Published 16/09/2015

England's George Ford is comfortable flying the flag for smaller players in rugby
England's George Ford is comfortable flying the flag for smaller players in rugby

England fly-half George Ford is happy to be the standard-bearer for diminutive players in a sport now populated by giants.

Ford's stature will be placed into sharp perspective when he is targeted by Fiji in Friday's World Cup opener at Twickenham, with 20-stones wing Nemani Nadolo set to be unleashed down his channel.

It will be a test of Ford's nerve and technique if he is forced to stop a player almost seven stones heavier and eight inches taller, and as practise for the David v Goliath mismatch he has been tackling Billy Vunipola and Sam Burgess in training.

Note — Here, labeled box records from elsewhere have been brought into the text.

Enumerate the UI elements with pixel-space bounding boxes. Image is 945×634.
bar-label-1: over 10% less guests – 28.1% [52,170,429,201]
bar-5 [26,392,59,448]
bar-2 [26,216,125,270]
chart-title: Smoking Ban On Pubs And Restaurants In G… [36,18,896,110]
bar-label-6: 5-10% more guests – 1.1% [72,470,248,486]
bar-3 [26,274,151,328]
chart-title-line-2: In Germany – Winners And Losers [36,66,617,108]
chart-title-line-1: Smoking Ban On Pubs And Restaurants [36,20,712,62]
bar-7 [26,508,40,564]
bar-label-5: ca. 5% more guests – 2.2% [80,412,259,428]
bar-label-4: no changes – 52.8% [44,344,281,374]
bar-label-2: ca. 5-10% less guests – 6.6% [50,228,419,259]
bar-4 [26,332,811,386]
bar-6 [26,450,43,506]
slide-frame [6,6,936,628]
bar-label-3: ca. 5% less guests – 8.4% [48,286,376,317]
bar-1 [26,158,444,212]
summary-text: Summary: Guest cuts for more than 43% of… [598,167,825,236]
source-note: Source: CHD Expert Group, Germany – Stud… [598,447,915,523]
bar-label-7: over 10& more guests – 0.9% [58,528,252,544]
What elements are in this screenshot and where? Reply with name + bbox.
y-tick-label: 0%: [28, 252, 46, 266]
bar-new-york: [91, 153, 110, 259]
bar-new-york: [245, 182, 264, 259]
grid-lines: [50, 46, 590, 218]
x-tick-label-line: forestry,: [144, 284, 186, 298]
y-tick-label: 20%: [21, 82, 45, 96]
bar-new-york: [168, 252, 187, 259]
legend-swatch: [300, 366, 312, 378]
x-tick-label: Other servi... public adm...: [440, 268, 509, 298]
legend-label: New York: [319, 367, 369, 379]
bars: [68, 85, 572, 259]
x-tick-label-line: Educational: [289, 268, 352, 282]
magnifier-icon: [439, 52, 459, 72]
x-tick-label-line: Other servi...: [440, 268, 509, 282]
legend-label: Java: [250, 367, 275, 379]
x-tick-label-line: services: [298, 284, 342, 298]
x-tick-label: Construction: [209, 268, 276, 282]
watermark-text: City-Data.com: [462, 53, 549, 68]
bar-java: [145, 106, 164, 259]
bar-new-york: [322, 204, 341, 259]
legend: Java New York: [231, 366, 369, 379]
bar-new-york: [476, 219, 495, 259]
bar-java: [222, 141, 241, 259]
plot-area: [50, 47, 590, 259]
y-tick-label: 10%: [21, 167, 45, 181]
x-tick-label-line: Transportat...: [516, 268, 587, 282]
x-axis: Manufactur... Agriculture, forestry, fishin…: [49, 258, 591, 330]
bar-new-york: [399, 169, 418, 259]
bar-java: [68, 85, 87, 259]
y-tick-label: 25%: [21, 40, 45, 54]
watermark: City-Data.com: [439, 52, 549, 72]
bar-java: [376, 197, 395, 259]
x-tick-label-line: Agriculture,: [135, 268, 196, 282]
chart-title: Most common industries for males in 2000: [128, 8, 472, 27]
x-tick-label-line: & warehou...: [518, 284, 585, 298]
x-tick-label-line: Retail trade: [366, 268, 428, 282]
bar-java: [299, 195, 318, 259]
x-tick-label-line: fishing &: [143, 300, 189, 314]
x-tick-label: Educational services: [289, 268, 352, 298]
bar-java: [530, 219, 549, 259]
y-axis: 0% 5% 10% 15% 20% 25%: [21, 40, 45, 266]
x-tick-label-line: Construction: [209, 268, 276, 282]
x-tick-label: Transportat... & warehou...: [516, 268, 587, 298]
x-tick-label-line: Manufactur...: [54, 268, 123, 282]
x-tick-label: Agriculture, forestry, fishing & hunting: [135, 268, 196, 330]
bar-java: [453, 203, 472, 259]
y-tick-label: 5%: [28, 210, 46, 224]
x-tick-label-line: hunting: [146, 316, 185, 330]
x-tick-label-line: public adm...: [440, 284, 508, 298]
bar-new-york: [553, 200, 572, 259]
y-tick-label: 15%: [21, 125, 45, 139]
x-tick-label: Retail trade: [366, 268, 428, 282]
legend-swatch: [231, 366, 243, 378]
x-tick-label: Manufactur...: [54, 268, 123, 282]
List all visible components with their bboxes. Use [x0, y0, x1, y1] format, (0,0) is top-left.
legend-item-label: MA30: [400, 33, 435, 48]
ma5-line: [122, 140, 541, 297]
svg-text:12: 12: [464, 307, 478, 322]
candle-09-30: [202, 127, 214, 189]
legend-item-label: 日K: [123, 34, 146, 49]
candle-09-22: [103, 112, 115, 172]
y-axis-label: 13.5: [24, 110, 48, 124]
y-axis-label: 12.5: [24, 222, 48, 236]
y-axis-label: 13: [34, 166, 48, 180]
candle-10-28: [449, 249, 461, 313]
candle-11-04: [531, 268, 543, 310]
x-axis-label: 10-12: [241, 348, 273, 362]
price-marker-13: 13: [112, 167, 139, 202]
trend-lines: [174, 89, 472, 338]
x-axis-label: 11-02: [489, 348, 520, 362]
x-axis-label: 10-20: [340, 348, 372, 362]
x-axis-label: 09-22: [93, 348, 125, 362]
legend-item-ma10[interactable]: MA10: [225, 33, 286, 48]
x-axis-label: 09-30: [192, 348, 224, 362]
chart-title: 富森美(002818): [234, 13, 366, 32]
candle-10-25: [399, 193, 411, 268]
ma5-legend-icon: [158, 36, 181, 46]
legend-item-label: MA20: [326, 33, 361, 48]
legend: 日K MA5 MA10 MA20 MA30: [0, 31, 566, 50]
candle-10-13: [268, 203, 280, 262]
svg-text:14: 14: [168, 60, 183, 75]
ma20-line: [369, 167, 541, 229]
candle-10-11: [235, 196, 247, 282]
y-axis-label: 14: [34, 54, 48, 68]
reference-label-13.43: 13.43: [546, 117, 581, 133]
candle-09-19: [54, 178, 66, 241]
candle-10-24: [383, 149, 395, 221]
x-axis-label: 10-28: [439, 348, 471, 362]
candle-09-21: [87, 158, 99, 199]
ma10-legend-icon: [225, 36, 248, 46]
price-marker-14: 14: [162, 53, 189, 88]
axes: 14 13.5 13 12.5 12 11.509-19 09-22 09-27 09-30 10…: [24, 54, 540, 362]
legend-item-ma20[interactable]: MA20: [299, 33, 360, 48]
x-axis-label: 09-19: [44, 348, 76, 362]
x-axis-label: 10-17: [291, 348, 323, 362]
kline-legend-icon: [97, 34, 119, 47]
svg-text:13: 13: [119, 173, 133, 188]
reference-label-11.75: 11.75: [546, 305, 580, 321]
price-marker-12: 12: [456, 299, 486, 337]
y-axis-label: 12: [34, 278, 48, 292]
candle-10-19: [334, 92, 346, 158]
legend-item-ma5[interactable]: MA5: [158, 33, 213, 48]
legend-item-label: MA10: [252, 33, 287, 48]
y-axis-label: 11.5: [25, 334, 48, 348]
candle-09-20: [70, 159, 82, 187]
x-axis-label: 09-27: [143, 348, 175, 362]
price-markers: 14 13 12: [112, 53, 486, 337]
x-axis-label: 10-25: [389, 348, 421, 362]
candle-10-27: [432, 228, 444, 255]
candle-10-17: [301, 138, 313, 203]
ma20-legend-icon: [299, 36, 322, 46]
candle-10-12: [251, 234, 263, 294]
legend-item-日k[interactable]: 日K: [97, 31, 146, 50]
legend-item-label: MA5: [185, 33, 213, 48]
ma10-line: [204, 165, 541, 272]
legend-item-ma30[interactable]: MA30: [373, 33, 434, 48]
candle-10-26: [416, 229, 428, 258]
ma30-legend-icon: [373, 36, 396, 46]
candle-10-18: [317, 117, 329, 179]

Evidence to support the old adage of a 'game for all sizes' may be increasingly hard to find amid the muscle-bound brutes that dominate professional rugby, but Ford insists guile can still master brawn.

"Obviously I'm smaller than most lads on the pitch, but I don't feel threatened by it. There are other areas of game apart from being big and powerful," Ford said.

"There is the mental side of it, being smarter, cleverer, quicker and having a feel for the sport.

"I do get asked the question about my size a lot - little lads come up to me and say 'you're not very big'. And they are usually bigger than me!

"I tell them not to worry about it and make sure that they can kick the ball."

Ford's fly-half channel may be viewed as an area to exploit by Fiji, but it is his Bath team-mate Anthony Watson who must stare down the Islanders' goal-kicking juggernaut for the whole 80 minutes.

Four tries in three matches has elevated Watson to the status of England's main strike weapon, but the 21-year-old knows it is his defence that will be tested when the eyes of the rugby world turn their gaze to Twickenham on Friday.

"It's a good opportunity," Watson said. "I've got tremendous respect for him as a player. He's a world-class winger.

"I'm approaching it like I would playing against George North. I'll do my homework on him, try to pick out areas where I can potentially impose my game on him and look at areas where he's particularly strong.

"You're not going to play against wingers the same size as you every weekend. You've got to be able to adapt to the size and strengths and weaknesses of your opposition winger.

"Across the board in their back line, Fiji have game breakers. Defensively all of us are going to have to be on the money.

"They're all pretty much big blokes and they've all got good footwork. It's going to be a good challenge for us."

Ford admits that after months of build-up and a punishing 10-week summer training camp, he is pleased that the World Cup is finally about to begin.

"We've been waiting for this a long time - it's been a long pre-season," he said. "It's been nice to have a couple of warm-up games to get back into match mode.

"To finally get the World Cup kicked off, it's a bit of a relief. We've been waiting for it, we are ready for it and we can't wait to get out there."